Why in the world would hospitals want to collaborate? Maybe to reduce costs, save money, improve services offered to the community, improve quality, better serve the residents of our county, survive ongoing and inevitable cuts to our reimbursement — all of the above, and much more.
I was mystified by Doug Lafferty’s comment in last week’s article entitled, “Hospital CAOs see ‘collaboration’ differently.” He is quoted as saying, “I don’t want to talk collaboration until we know what we need to collaborate on.” I am not sure what we are waiting for. I don’t need a community needs assessment to identify very real opportunities and specific items of collaboration. And, collaboration or cooperation doesn’t mean consolidation. It means working together to enhance the strength of each hospital so that we can continue to provide needed health care to our respective communities.

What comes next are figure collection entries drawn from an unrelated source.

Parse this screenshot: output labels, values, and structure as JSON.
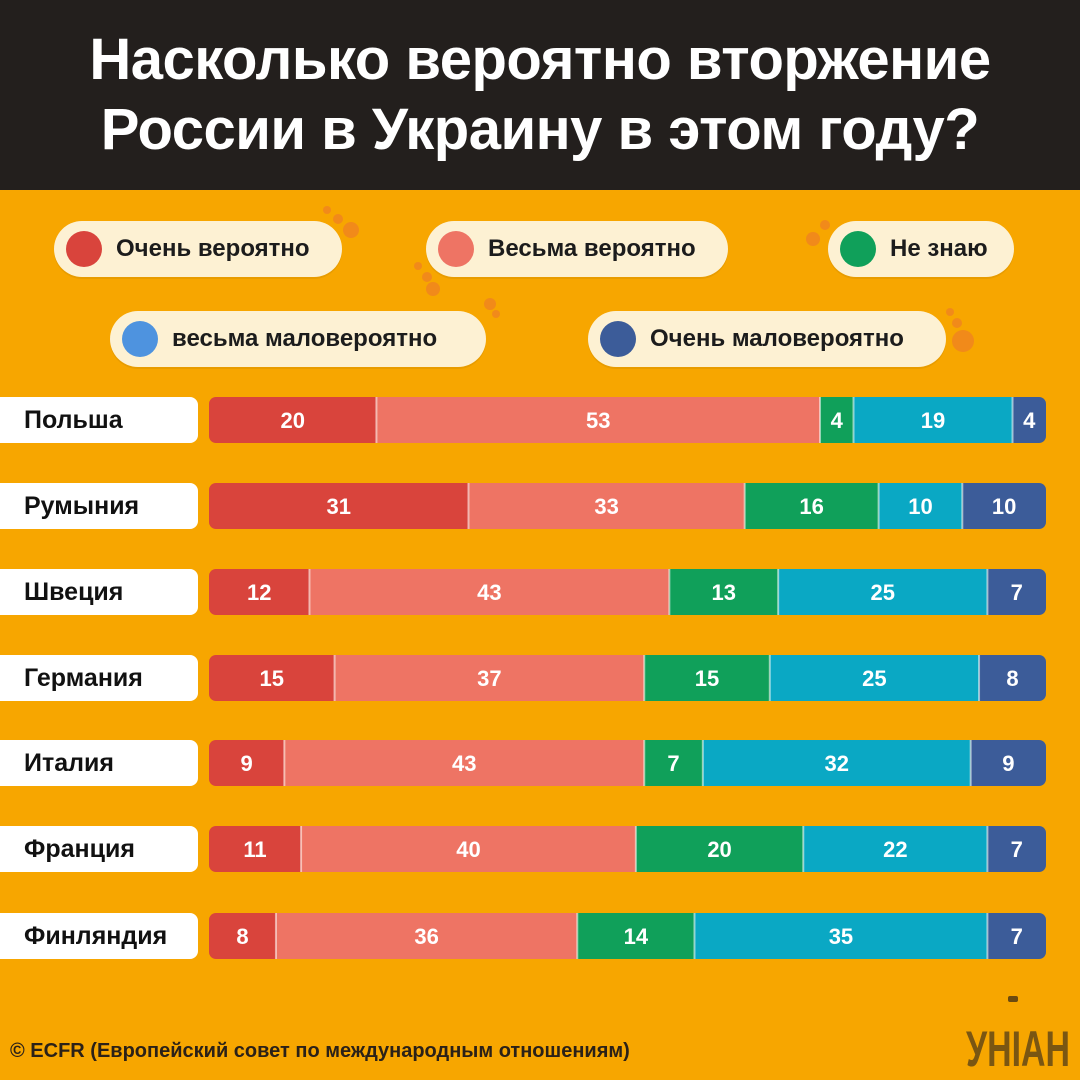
{
  "title_lines": [
    "Насколько вероятно вторжение",
    "России в Украину в этом году?"
  ],
  "legend": [
    {
      "label": "Очень вероятно",
      "color": "#d9443c"
    },
    {
      "label": "Весьма вероятно",
      "color": "#ee7464"
    },
    {
      "label": "Не знаю",
      "color": "#10a05a"
    },
    {
      "label": "весьма маловероятно",
      "color": "#4e93df"
    },
    {
      "label": "Очень маловероятно",
      "color": "#3c5c99"
    }
  ],
  "chart_data": {
    "type": "bar",
    "orientation": "horizontal",
    "stacked": true,
    "categories": [
      "Польша",
      "Румыния",
      "Швеция",
      "Германия",
      "Италия",
      "Франция",
      "Финляндия"
    ],
    "series": [
      {
        "name": "Очень вероятно",
        "color": "#d9443c",
        "values": [
          20,
          31,
          12,
          15,
          9,
          11,
          8
        ]
      },
      {
        "name": "Весьма вероятно",
        "color": "#ee7464",
        "values": [
          53,
          33,
          43,
          37,
          43,
          40,
          36
        ]
      },
      {
        "name": "Не знаю",
        "color": "#10a05a",
        "values": [
          4,
          16,
          13,
          15,
          7,
          20,
          14
        ]
      },
      {
        "name": "весьма маловероятно",
        "color": "#0aa8c4",
        "values": [
          19,
          10,
          25,
          25,
          32,
          22,
          35
        ]
      },
      {
        "name": "Очень маловероятно",
        "color": "#3c5c99",
        "values": [
          4,
          10,
          7,
          8,
          9,
          7,
          7
        ]
      }
    ]
  },
  "footer": "© ECFR (Европейский совет по международным отношениям)",
  "logo_text": "УНІАН"
}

Also, I would like to correct a misstatement in last week’s article regarding our ambulance service. Eastern Plumas Health Care has four ambulances that serve Eastern Sierra and Eastern Plumas counties. There are always two ambulances working 24/7; at times of high volume, like Fourth of July, we add a third. I’m glad Doug believes that our ambulance services can work together. But, meaningful collaboration is much more than this.
I absolutely agree that meaningful collaboration doesn’t happen overnight. It is hard work, time intensive, and everyone must agree that it is a valuable effort. Opportunities include leveraging our collective strengths to negotiate contracts, joint recruitment of needed physicians, group purchasing, expanding locally provided specialty services, increasing the use of telemedicine services, etc., etc. The consultant that was hired by Sierra Institute identified no fewer than 40 potential opportunities for collaboration!
I have been talking about the need for all of our hospitals to collaborate for three years, and we have gone nowhere! Cooperation and collaboration works and is a proven strategy in health care. My own past experience at the Fremont Rideout Health Group in Yuba City showed that the opportunities were endless to reduce costs, improve financial performance, increase opportunities for employees and improve and expand services to the community. These collaborative efforts don’t just make sense in a large hospital setting. In fact, they are even more necessary for survival and quality in small hospitals like our own.
As I said, I am not talking about consolidating balance sheets and income statements or having one hospital assume and be responsible for the debt of the other. It’s about creating opportunities to make each hospital more efficient. It’s good business for the hospital, and patients reap the benefits as well. Also, I am not talking about consolidating boards of directors, as each community needs to determine the services it will provide. Hopefully, though, the administrations and boards of the individual hospitals would work very closely to plan services that would be best for all communities. I suspect that statements which link collaboration and consolidation are put forth by those who aren’t truly interested in collaboration. It confuses the issue and frightens people away from working creatively on areas of mutual interest.
Collaboration and cooperation take effort and time. And with upcoming health care reform, it is more important than ever that we begin this process now. Getting over past provincial attitudes and striving to work together makes perfect sense.